Here on the Data Services team we hear many people ask about authentication. Questions like:

  • How do you ‘tunnel’ authentication over the OData protocol?
  • What hooks should I use in the WCF Data Services client and server libraries?

The answer to these questions, depends a lot upon scenario, in fact each authentication scenario presents unique challenges:

  • How does an OData Consumer logon to an OData Producer?
  • How does a WCF Data Service impersonate the OData Consumer so database queries run under context of the consumer?
  • How do you integrate an OData Consumer connecting with an OAuth aware OData Producer?
  • How do you federate a corporate domain with an OData Producer hosted in the cloud, so apps running under a corporate account can access the OData Producer seamlessly?

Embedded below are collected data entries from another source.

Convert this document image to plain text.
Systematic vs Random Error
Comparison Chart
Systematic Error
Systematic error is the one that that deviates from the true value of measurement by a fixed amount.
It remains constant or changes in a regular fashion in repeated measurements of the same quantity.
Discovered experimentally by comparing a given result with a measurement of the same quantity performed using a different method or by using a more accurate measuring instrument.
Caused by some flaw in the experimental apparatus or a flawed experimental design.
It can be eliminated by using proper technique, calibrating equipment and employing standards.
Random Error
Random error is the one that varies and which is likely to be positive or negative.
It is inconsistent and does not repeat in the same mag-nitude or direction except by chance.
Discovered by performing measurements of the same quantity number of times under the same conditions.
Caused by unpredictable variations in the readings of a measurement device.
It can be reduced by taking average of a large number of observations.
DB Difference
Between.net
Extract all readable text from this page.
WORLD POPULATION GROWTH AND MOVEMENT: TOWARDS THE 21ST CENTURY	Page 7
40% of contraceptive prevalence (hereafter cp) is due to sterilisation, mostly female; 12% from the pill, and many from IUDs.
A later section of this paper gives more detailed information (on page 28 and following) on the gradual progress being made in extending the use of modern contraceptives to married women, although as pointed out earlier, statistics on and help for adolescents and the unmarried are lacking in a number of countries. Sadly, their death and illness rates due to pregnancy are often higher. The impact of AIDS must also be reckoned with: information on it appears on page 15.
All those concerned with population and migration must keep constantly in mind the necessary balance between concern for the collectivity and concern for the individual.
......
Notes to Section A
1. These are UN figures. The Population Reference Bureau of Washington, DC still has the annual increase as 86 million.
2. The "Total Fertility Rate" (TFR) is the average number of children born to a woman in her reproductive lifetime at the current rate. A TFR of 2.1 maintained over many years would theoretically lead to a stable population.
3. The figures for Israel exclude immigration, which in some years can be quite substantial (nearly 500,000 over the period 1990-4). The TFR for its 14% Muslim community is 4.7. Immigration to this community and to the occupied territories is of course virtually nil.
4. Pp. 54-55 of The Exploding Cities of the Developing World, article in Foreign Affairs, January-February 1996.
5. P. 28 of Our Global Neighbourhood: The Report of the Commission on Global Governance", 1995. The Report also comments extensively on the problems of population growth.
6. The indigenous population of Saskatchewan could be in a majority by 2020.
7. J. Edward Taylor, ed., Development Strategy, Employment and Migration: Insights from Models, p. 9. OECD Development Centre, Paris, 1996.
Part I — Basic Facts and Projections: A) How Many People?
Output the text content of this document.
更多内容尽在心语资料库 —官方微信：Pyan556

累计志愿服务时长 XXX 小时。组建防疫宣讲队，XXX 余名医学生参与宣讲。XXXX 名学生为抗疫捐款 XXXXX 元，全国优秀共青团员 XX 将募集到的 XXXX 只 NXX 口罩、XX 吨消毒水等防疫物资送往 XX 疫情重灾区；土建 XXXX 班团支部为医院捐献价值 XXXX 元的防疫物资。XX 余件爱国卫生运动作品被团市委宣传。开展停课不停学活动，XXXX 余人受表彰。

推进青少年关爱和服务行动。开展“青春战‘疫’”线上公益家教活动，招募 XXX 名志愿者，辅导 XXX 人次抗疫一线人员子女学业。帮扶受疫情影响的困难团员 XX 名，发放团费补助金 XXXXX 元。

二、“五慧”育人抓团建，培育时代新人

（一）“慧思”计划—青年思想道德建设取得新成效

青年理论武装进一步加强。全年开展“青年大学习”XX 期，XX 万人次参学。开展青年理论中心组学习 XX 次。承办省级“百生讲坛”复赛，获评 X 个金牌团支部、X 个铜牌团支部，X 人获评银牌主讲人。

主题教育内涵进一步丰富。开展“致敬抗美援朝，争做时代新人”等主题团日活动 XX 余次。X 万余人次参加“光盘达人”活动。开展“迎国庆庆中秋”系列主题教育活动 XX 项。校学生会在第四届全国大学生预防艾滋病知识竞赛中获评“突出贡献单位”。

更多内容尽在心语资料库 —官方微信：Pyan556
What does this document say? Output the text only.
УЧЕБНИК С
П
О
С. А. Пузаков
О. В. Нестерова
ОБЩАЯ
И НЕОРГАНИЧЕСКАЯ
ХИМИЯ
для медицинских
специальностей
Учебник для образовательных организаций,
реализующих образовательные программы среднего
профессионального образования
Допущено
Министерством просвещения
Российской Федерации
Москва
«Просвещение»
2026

As you can see lots of questions.

And there is a real risk that people will get their answer wrong.

How we plan to help

So over the next month or so we – the Data Services team - are going to write a series of blog posts detailing our findings as we investigate common OData Authentication scenarios.

It’s hard to know exactly where this series will take us, because that will probably evolve as we explorer the space. We’ll learn as we go – and hopefully you will too – as we document the key distinctions and lessons that we learn along the way.

And then finally when we are done we will publish a whitepaper (or three) summarizing our findings and recommendations.

So stay tuned…

Oh and please let us know if you have any Auth scenarios you want us to explore.

Alex James
Program Manager
Data Services Team
Microsoft.

Comments

  • Anonymous
    May 10, 2010
    Hi Alex,Great to see you're putting this series together, auth is always one of the most difficult things to get right (and know that you're doing it right).One scenario that I'd like you to cover is auth using a 3rd party directory service. More specifically I'm thinking Facebook Connect. WLID (or the upcoming Messenger Connect) auth would also be handy.ThanksJamie
  • Anonymous
    May 13, 2010
    This is our scenario: an existing ASP.NET applicaiton where authentication is handled using FormsAuthentication (ie cookie-based). The requirement now is to include RIAs (eg Silverlight with OData calls) which can run under the existing web-forms single sign-on.
  • Anonymous
    November 17, 2010
    Thanks for the fine series of blog posts on authentication. Have you completed the whitepaper yet? Also, where are WCF Data Services with respect to OAuth 2.0 and HATEOAS?
  • Anonymous
    December 28, 2010
    Handle authorization from Dallas Service on windows phone 7
  • Anonymous
    January 02, 2014
    Do we have an update on this? If I a missing the link?